Langkah 2: Penggunaan Sabun Khusus
Jangan gunakan detergen pakaian biasa yang mengandung pemutih (bleach) atau pencerah warna (optical brighteners). Zat kimia tersebut akan menghancurkan karakter warna indigo asli. Gunakan cairan pencuci khusus denim (denim wash) atau alternatifnya, gunakan shampoo bayi yang memiliki formula lembut dan netral.
Langkah 3: Proses Perendaman (Soaking)
Masukkan celana yang sudah dibalik ke dalam air secara perlahan. Pastikan seluruh bagian celana tenggelam sempurna. Jika celana mengapung (karena bahan heavyweight 16oz ke atas cenderung kaku), beri pemberatan di atasnya menggunakan botol atau gayung.
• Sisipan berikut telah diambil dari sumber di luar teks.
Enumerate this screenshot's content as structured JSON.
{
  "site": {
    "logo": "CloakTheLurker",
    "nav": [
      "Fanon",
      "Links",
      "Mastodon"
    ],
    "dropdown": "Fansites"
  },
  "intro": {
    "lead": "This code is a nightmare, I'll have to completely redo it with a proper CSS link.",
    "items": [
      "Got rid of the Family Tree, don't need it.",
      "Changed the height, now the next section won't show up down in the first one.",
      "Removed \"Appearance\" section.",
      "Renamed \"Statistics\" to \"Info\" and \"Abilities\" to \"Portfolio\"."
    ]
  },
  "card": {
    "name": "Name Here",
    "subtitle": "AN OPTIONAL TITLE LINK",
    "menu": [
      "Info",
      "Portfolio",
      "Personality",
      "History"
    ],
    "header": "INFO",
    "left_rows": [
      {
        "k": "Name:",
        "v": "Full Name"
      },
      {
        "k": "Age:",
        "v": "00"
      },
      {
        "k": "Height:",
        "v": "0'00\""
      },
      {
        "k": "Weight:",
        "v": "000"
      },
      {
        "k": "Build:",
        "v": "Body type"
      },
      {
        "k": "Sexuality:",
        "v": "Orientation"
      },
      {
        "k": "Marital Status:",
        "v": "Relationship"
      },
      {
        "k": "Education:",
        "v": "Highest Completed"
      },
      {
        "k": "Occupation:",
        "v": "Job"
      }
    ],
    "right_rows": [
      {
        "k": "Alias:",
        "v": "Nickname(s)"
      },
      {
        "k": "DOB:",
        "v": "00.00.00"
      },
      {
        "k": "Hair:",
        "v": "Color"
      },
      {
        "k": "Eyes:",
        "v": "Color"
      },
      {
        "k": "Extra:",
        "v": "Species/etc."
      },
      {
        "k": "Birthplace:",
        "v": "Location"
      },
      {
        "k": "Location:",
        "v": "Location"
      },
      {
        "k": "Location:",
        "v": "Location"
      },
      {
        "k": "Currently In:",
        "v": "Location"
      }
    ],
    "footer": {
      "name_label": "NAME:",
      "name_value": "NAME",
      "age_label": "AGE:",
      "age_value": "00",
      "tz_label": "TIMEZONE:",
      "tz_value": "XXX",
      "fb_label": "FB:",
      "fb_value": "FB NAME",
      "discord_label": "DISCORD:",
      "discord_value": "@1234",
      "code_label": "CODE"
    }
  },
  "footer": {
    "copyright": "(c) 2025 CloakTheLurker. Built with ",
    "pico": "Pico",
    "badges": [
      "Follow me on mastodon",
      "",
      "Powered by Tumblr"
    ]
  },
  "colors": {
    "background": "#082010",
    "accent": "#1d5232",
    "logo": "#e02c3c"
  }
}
- Durasi: Cukup rendam selama 30 hingga 45 menit. Jangan ditinggal tidur semalaman, karena air yang terlalu lama bisa merusak kekuatan benang katun.
Langkah 4: Pembilasan & Pengeringan tanpa Diperas
Keluarkan celana dari rendaman, lalu bilas menggunakan air bersih yang mengalir untuk menghilangkan sisa sabun.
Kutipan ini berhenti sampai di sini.